Governing The Data Lake
Governing the Data Lake: The Precursor to Safe AI
Everyone wants to talk about “AI Safety.” They want to talk about model weights, context windows, and hallucination rates.
But as a GRC Engineer, I am looking at the plumbing. And frankly, the plumbing is leaking.
In October 2025, the most common architecture I see is RAG (Retrieval-Augmented Generation). We point an LLM at our corporate “Data Lake” and tell it to answer questions.
The problem? For the last five years, we treated our Data Lakes like digital dumpsters.
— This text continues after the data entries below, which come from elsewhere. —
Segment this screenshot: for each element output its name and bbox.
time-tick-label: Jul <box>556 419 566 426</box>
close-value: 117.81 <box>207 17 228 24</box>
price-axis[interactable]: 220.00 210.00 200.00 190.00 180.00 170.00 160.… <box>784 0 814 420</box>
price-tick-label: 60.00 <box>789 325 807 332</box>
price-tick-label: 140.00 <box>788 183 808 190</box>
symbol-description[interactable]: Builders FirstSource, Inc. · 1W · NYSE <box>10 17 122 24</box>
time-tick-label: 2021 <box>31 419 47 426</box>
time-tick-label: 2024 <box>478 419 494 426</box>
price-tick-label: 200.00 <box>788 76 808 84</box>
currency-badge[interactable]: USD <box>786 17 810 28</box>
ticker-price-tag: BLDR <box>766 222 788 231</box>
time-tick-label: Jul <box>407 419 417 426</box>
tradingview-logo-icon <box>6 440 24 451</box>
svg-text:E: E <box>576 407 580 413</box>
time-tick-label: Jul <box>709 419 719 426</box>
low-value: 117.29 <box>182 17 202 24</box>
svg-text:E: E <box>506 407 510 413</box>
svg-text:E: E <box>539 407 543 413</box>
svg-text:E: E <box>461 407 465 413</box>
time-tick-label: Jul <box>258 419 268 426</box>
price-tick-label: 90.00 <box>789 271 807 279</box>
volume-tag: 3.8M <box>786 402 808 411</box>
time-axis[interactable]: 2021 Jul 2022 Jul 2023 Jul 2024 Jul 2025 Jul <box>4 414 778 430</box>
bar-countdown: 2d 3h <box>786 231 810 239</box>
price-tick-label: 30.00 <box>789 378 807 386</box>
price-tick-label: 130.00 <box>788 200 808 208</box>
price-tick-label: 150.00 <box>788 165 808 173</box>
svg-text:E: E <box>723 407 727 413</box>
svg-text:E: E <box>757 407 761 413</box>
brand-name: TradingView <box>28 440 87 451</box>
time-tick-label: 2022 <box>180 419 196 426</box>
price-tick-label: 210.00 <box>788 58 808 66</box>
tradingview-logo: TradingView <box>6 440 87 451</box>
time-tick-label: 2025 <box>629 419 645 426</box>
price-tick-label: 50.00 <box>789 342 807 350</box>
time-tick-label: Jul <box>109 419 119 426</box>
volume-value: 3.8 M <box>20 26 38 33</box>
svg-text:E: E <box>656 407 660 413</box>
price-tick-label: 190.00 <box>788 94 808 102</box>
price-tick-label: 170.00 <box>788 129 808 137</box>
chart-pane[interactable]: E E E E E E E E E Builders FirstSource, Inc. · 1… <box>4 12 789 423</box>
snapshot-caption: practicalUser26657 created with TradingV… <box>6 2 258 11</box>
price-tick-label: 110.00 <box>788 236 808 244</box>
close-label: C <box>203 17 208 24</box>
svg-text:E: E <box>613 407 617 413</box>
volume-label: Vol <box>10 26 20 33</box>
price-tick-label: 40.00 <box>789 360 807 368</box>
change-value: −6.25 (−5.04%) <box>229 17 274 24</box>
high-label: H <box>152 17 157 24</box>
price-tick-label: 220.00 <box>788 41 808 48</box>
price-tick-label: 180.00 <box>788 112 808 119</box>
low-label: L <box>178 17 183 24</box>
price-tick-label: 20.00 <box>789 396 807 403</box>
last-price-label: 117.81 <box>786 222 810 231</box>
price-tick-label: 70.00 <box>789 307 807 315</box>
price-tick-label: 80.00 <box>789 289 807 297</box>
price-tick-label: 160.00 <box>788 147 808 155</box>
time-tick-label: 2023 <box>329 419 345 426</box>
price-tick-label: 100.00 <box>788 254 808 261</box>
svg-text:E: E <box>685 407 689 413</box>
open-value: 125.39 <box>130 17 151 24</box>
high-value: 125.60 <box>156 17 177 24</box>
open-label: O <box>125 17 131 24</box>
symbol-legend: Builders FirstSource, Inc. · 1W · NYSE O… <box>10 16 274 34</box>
We dumped everything—financials, HR records, public marketing data—into a single storage account, often with “Contributor” access granted to entire teams.
If you point a hyper-intelligent AI at a flat, ungoverned storage bucket, you are automating data exfiltration.
The “Flat” Storage Problem
In standard Azure Blob Storage, the permission model is relatively flat. You usually grant access at the Container level. If a user (or an AI Agent) needs access to one file in the container, they often get access to all files.
That works for hosting images for a website. It is catastrophic for an AI that answers questions about employee salaries.
The Engineering Fix: ADLS Gen2 & ACLs
To survive the AI era, we have to migrate from standard Blob Storage to Azure Data Lake Storage Gen2 (ADLS Gen2).
Why? Because Gen2 gives us Hierarchical Namespaces.
This sounds boring, but it is critical. It turns flat storage into a real file system with folders and sub-folders. More importantly, it allows us to apply POSIX-style ACLs (Access Control Lists) at the directory and file level.
This means we can engineer a structure where:
- The Finance AI Agent has
ReadandExecutepermissions on/Finance/2025/. - But it is explicitly denied access to
/HR/Salaries/.
Networking is the Second Wall
Identity isn’t enough. We also need to talk about Private Endpoints.
If your Data Lake is accessible via the public internet (even with auth), you are one misconfigured token away from a breach. In a GRC Engineering model, we enforce—via Azure Policy—that all Data Lakes must disable public access and use Azure Private Link. The traffic between your AI compute (e.g., Azure OpenAI) and your data should never leave the Microsoft backbone network.
The Architect’s Takeaway
You cannot fix “AI Risk” if your data governance is broken.
Before you buy more GPUs, look at your storage accounts. If you are still running a “flat” permission model, your AI isn’t a tool; it’s a liability.
Fix the lake first. Then launch the boat.